A remoção foi proposta pelo veterano desenvolvedor Christoph Hellwig e aceita por Christian Brauner, atual mantenedor do subsistema de arquivos (VFS) do Linux. Na mensagem oficial que acompanha a exclusão do código, Hellwig explicou de forma direta que manter a compatibilidade com sistemas operacionais de 25 anos atrás perdeu o sentido.
O problema central não estava na arquitetura do código, mas no ecossistema atual de segurança. Ferramentas automatizadas e robôs de análise estática vasculham o kernel continuamente em busca de vulnerabilidades. Esses sistemas frequentemente encontravam falhas teóricas no driver do FreeVxFS. Como o módulo fazia parte da árvore oficial, os mantenedores precisavam avaliar os relatórios e corrigir os problemas, mesmo cientes de que o sistema de arquivos hoje é utilizado apenas em laboratórios isolados de retrocomputação, cenários onde essas falhas não representam risco de segurança real.
O legado corporativo do VxFS

O VERITAS VxFS foi um dos sistemas de arquivos mais importantes do mercado corporativo na virada do milênio. Ele operava como o padrão no sistema operacional SCO UnixWare e era amplamente adotado em servidores corporativos rodando HP-UX e Sunsoft Solaris.
O driver incorporado ao Linux, conhecido como FreeVxFS, oferecia acesso de leitura a volumes formatados nas versões 2, 3 e 4 do VxFS. Durante muitos anos, essa ferramenta foi útil para empresas que precisavam migrar dados de servidores Unix antigos, baseados em arquiteturas como PA-RISC, para máquinas Linux mais modernas e baratas.
Com a consolidação do Linux nos data centers, a necessidade de montar discos Unix originais desapareceu quase por completo. De acordo com o apontamento de Hellwig na submissão, houve registro de apenas um usuário e contribuidor ativo do módulo nos últimos 15 anos.
O custo da dívida técnica
A exclusão do FreeVxFS retira mais de 2.400 linhas de código do repositório principal do kernel. Para um ecossistema da magnitude do Linux, eliminar código sem uso é uma estratégia vital para manter o sistema ágil.
Cada driver mantido na árvore oficial exige manutenção contínua. Quando as interfaces internas do kernel (APIs) recebem atualizações, todos os módulos dependentes precisam ser reescritos e adaptados. Remover o VxFS poupa a comunidade desse esforço de engenharia improdutivo.
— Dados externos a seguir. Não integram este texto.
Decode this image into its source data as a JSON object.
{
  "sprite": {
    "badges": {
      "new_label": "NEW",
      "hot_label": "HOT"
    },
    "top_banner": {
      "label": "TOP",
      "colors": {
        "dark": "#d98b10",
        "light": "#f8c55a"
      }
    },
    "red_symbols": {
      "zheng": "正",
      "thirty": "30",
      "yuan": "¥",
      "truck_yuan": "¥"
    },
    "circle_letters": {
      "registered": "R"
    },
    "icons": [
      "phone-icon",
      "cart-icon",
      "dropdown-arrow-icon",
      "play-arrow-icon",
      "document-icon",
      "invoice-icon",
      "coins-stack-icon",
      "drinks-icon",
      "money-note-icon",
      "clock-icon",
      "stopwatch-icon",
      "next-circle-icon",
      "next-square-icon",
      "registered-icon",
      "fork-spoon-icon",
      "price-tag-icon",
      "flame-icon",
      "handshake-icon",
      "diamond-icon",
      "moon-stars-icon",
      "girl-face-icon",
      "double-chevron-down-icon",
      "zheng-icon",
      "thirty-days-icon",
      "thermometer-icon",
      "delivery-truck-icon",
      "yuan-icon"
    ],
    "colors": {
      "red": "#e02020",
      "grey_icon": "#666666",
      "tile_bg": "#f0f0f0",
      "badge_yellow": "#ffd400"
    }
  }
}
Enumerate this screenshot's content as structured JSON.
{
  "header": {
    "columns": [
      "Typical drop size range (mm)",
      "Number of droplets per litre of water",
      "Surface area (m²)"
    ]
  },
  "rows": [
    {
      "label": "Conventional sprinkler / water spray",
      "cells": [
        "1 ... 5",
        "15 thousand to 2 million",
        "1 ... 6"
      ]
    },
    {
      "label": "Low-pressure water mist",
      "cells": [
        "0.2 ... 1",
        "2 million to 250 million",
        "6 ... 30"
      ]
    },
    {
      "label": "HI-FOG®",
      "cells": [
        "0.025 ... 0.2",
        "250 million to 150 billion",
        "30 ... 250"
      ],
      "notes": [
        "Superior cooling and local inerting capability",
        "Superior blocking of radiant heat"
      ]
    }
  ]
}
Alternativas para a retrocomputação
Os poucos entusiastas de computação histórica ou pesquisadores que ainda precisam acessar mídias físicas no formato VxFS possuem alternativas. A recomendação da equipe de desenvolvimento é manter sistemas antigos utilizando versões de longo suporte (LTS) do kernel Linux em ambientes virtualizados ou máquinas isoladas.
Como o driver é relativamente simples e não exige integrações complexas com os subsistemas mais modernos de armazenamento, um desenvolvedor interessado também pode extrair o código removido e compilá-lo de forma independente, mantendo o módulo fora da árvore oficial para uso sob demanda.